Confusion about function composition in Haskell

5
votes

Consider following function definition in ghci.

let myF = sin . cos . sum

where, . stands for composition of two function (right associative). This I can call

myF [3.14, 3.14]

and it gives me desired result. Apparently, it passes list [3.14, 3.14] to function 'sum' and its 'result' is passed to cos and so on and on. However, if I do this in interpreter

let myF y = sin . cos . sum y

or

let myF y = sin . cos (sum y)

then I run into troubles. Modifying this into following gives me desired result.

let myF y = sin . cos $ sum y

or

let myF y = sin . cos . sum $ y

The type of (.) suggests that there should not be a problem with following form since 'sum y' is also a function (isn't it? After-all everything is a function in Haskell?) 

let myF y = sin . cos . sum y -- this should work?

What is more interesting that I can make it work with two (or many) arguments (think of passing list [3.14, 3.14] as two arguments x and y), I have to write the following

let (myF x) y = (sin . cos . (+ x)) y 
myF 3.14 3.14 -- it works! 
let myF = sin . cos . (+) 
myF 3.14 3.14 -- -- Doesn't work!

There is some discussion on HaskellWiki regarding this form which they call 'PointFree' form http://www.haskell.org/haskellwiki/Pointfree . By reading this article, I am suspecting that this form is different from composition of two lambda expressions. I am getting confused when I try to draw a line separating both of these styles.

3
haskellfunction-compositionpointfree
It is not true that "everything is a function in Haskell." Conal Elliot has a great discussion of this on his blog.Antal Spector-Zabusky

3 Answers

10
votes

Let's look at the types. For sin and cos we have:

cos, sin :: Floating a => a -> a

For sum:

sum :: Num a => [a] -> a

Now, sum y turns that into a

sum y :: Num a => a

which is a value, not a function (you could name it a function with no arguments but this is very tricky and you also need to name () -> a functions - there was a discussion somewhere about this but I cannot find the link now - Conal spoke about it).

Anyway, trying cos . sum y won't work because . expects both sides to have types a -> b and b -> c (signature is (b -> c) -> (a -> b) -> (a -> c)) and sum y cannot be written in this style. That's why you need to include parentheses or $.

As for point-free style, the simples translation recipe is this:

  • take you function and move the last argument of function to the end of the expression separated by a function application. For example, in case of mysum x y = x + y we have y at the end but we cannot remove it right now. Instead, rewriting as mysum x y = (x +) y it works.
  • remove said argument. In our case mysum x = (x +)
  • repeat until you have no more arguments. Here mysum = (+)
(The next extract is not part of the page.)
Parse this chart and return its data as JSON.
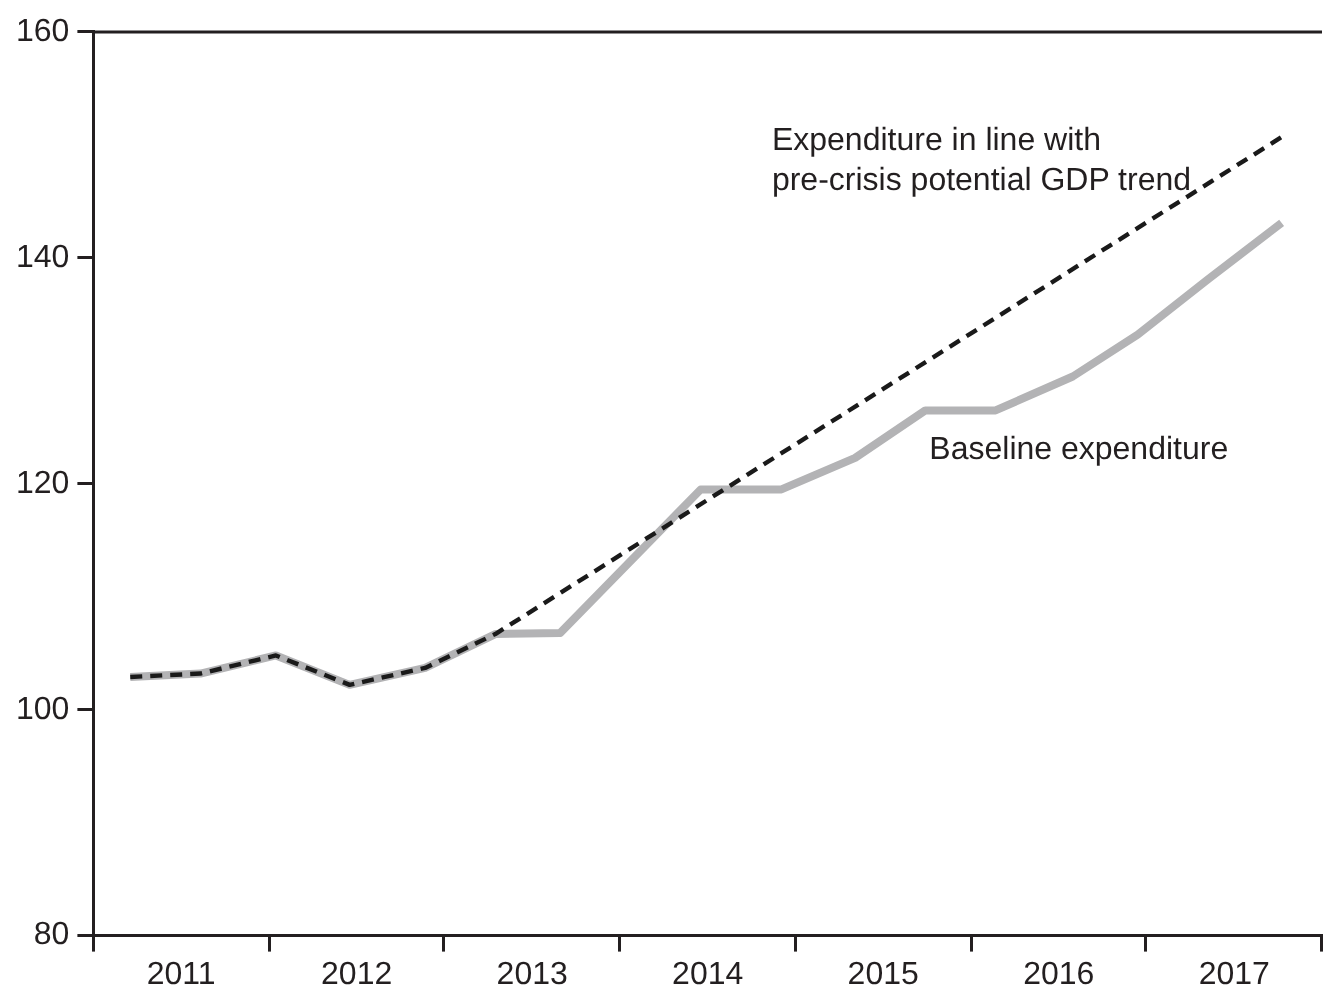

(I chose a simple example, for more convoluted cases you'll have to use flip and others)

7
votes

No, sum y is not a function. It's a number, just like sum [1, 2, 3] is. It therefore makes complete sense that you cannot use the function composition operator (.) with it.

Not everything in Haskell are functions.

4
votes

The obligatory cryptic answer is this: (space) binds more tightly than .

Most whitespace in Haskell can be thought of as a very high-fixity $ (the "apply" function). w x . y z is basically the same as (w $ x) . (y $ z)

When you are first learning about $ and . you should also make sure you learn about (space) as well, and make sure you understand how the language semantics implicitly parenthesize things in ways that may not (at first blush) appear intuitive.